Au moment où il sortait, trois véhicules de patrouille fonçaient à toute allure vers l’est, tous gyrophares allumés, toutes sirènes hurlantes. Il eut l’impression que son cœur s’arrêtait un instant de battre, puis repartait, très rapide. Il s’appuya au mur de brique et essaya d’allumer une cigarette, mais ses mains tremblaient trop pour qu’il pût frotter une allumette, exactement comme la femme. Les sirènes s’éloignèrent, et il se calma suffisamment pour pouvoir l’allumer. À cet instant, un car s’arrêta dans le passage à côté de la gare routière. Il vit en sortir une dizaine de voyageurs. Deux d’entre eux portaient des uniformes militaires. Le chauffeur, un homme aux grosses bajoues, à l’air renfrogné, en chemise grise et cravate noire, s’enfonça sur son siège et baissa sa casquette sur ses yeux.

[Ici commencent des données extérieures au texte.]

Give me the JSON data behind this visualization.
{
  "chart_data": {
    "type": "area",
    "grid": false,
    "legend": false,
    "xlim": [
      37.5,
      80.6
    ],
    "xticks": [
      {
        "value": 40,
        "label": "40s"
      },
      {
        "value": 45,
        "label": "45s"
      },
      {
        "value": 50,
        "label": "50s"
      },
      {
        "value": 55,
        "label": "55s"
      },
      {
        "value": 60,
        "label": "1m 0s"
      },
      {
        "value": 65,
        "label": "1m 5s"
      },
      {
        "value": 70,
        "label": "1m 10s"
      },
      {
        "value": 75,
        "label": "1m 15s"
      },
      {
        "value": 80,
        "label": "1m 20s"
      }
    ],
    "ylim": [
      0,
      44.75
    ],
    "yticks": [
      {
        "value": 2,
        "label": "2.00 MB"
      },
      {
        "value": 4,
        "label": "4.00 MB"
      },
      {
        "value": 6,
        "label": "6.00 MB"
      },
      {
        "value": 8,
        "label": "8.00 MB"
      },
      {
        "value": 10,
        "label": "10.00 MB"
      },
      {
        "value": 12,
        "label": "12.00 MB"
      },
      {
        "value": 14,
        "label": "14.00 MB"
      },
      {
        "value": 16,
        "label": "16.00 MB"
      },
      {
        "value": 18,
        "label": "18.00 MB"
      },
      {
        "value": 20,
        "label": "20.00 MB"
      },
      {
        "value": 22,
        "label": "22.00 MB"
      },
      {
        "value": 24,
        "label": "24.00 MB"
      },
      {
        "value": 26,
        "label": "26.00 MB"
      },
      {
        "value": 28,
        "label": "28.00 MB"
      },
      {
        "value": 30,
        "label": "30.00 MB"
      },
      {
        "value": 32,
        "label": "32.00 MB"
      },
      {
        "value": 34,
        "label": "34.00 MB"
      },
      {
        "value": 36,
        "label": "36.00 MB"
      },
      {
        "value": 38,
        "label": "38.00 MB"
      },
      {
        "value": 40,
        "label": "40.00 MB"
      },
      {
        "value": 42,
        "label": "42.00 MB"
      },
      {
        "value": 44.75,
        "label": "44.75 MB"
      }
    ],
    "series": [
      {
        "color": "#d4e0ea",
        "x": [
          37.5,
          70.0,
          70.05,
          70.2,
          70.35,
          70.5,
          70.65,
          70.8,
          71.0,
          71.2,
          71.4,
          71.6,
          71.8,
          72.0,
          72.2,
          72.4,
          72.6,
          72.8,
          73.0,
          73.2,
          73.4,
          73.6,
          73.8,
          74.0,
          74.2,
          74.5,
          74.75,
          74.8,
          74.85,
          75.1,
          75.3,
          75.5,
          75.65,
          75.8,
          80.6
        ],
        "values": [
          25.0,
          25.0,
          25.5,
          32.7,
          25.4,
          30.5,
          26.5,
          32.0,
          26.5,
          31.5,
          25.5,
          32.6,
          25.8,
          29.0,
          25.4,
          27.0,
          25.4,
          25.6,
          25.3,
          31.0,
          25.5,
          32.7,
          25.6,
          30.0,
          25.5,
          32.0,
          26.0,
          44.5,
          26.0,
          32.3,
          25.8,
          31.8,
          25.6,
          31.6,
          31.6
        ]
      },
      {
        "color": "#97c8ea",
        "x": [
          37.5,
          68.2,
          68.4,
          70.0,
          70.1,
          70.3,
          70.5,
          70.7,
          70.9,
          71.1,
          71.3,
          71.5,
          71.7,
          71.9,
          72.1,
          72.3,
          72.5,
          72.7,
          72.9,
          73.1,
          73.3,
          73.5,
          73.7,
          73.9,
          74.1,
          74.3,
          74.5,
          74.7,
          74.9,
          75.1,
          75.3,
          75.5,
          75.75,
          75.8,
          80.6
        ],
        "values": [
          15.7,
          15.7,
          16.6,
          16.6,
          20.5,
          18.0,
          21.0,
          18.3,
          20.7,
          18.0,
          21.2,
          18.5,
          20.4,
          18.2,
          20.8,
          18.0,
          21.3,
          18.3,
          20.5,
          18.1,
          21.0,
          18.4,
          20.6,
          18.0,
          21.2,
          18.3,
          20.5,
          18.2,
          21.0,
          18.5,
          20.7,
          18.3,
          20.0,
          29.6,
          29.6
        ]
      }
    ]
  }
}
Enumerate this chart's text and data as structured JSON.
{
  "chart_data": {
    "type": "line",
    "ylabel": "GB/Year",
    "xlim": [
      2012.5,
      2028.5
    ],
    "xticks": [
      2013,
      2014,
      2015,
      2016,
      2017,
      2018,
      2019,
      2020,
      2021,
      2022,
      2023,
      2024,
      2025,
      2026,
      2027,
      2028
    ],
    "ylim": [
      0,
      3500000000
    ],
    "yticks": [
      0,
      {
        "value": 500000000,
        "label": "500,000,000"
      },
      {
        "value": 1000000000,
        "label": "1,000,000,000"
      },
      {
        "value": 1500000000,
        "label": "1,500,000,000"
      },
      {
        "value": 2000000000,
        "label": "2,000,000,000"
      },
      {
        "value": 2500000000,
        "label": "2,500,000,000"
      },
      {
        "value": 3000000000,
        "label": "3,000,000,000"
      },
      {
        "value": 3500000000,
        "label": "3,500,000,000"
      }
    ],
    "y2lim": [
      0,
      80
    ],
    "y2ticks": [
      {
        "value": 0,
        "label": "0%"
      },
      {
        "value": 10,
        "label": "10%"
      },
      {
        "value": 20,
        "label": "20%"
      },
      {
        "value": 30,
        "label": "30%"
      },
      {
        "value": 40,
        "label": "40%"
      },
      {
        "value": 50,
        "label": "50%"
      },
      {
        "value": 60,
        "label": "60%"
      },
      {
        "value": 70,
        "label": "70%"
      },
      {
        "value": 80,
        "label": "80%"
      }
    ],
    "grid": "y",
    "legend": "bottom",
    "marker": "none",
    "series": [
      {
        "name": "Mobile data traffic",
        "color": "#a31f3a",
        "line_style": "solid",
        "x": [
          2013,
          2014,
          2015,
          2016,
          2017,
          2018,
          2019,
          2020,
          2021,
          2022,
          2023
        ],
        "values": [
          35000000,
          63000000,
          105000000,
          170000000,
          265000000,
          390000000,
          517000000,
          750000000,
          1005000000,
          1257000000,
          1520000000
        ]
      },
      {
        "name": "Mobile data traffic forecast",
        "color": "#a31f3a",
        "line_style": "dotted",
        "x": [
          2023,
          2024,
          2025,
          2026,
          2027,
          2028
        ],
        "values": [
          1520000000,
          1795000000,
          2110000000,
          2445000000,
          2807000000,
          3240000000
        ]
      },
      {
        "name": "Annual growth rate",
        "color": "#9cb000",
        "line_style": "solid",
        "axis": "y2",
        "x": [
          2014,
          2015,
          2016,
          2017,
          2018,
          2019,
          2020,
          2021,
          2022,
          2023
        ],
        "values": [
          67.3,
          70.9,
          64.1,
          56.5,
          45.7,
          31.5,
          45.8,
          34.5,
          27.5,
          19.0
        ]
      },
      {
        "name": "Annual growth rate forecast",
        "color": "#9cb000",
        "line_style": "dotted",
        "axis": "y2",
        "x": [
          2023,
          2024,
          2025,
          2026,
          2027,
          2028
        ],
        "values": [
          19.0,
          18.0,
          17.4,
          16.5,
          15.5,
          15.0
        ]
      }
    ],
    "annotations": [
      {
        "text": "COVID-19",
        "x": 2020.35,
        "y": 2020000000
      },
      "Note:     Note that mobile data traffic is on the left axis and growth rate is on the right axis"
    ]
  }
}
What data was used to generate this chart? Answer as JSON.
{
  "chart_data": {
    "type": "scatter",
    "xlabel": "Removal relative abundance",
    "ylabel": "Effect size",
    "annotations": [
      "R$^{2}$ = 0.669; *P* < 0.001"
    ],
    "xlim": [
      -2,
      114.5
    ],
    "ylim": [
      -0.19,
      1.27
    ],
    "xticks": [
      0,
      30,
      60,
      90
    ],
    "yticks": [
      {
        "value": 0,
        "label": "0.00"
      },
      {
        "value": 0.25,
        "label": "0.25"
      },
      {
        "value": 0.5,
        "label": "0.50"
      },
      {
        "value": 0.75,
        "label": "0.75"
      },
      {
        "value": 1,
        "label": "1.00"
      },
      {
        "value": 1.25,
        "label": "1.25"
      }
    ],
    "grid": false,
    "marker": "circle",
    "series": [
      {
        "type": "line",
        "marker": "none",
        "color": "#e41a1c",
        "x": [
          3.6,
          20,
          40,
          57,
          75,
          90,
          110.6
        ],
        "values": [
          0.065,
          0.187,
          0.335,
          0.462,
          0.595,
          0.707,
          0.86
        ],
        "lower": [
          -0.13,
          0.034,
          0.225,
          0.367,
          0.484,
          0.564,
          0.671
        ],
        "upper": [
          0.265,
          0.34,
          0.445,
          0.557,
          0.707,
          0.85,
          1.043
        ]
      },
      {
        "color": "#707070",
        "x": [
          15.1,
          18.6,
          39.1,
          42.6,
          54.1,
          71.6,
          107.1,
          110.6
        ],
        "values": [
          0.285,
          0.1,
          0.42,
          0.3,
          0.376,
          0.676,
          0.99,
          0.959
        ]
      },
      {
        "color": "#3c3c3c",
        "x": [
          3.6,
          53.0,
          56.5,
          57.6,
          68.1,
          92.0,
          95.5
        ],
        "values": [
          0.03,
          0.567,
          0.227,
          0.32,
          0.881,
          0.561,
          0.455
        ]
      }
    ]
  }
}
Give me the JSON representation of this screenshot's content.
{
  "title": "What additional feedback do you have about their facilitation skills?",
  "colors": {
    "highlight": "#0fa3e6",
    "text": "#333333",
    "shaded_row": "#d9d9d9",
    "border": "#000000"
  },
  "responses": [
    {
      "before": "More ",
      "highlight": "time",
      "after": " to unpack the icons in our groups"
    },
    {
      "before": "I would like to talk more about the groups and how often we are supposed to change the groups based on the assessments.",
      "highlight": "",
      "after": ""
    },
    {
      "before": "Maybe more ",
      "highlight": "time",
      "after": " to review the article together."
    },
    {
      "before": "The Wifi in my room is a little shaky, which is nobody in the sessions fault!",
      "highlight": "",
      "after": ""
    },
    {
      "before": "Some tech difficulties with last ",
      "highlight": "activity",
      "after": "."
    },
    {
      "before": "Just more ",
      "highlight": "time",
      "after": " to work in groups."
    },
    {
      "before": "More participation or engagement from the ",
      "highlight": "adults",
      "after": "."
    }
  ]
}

Arvin retourna au motel et passa le reste de la journée à arpenter la moquette verte râpée. Ce n’était qu’une question de temps avant que la police comprenne qu’il avait tué le pasteur Teagardin. Il réalisa soudain que le fait de quitter Coal Creek si brutalement était de loin la chose la plus stupide qu’il ait pu faire. Comment aurait-il pu mieux attirer l’attention sur lui ? Plus il arpentait la chambre, plus il lui devenait évident qu’en abattant le pasteur, il avait mis en mouvement quelque chose qui allait le suivre pour le restant de ses jours. D’instinct, il savait qu’il devait immédiatement essayer de quitter l’Ohio, mais il ne pouvait supporter l’idée de partir sans avoir revu une dernière fois la vieille maison et le tronc à prières. Quoi qu’il puisse arriver, se dit-il, il devait essayer de régler tout ce qui, à propos de son père, continuait à le ronger. De toute façon, il ne serait jamais libre avant de l’avoir fait.

Il se demanda s’il se sentirait jamais de nouveau propre. Il n’y avait pas de télévision dans la chambre, juste une radio. La seule station qu’il put trouver qui ne grésillait pas était une station de country. Il la laissa allumée tout doucement, tandis qu’il essayait de s’endormir. De temps en temps, quelqu’un toussait dans la chambre voisine, et ce bruit lui faisait penser à la femme étouffant dans son sang. Quand le matin arriva, il pensait toujours à elle.

1- Abbott and Costello Meet the Mummy (1956).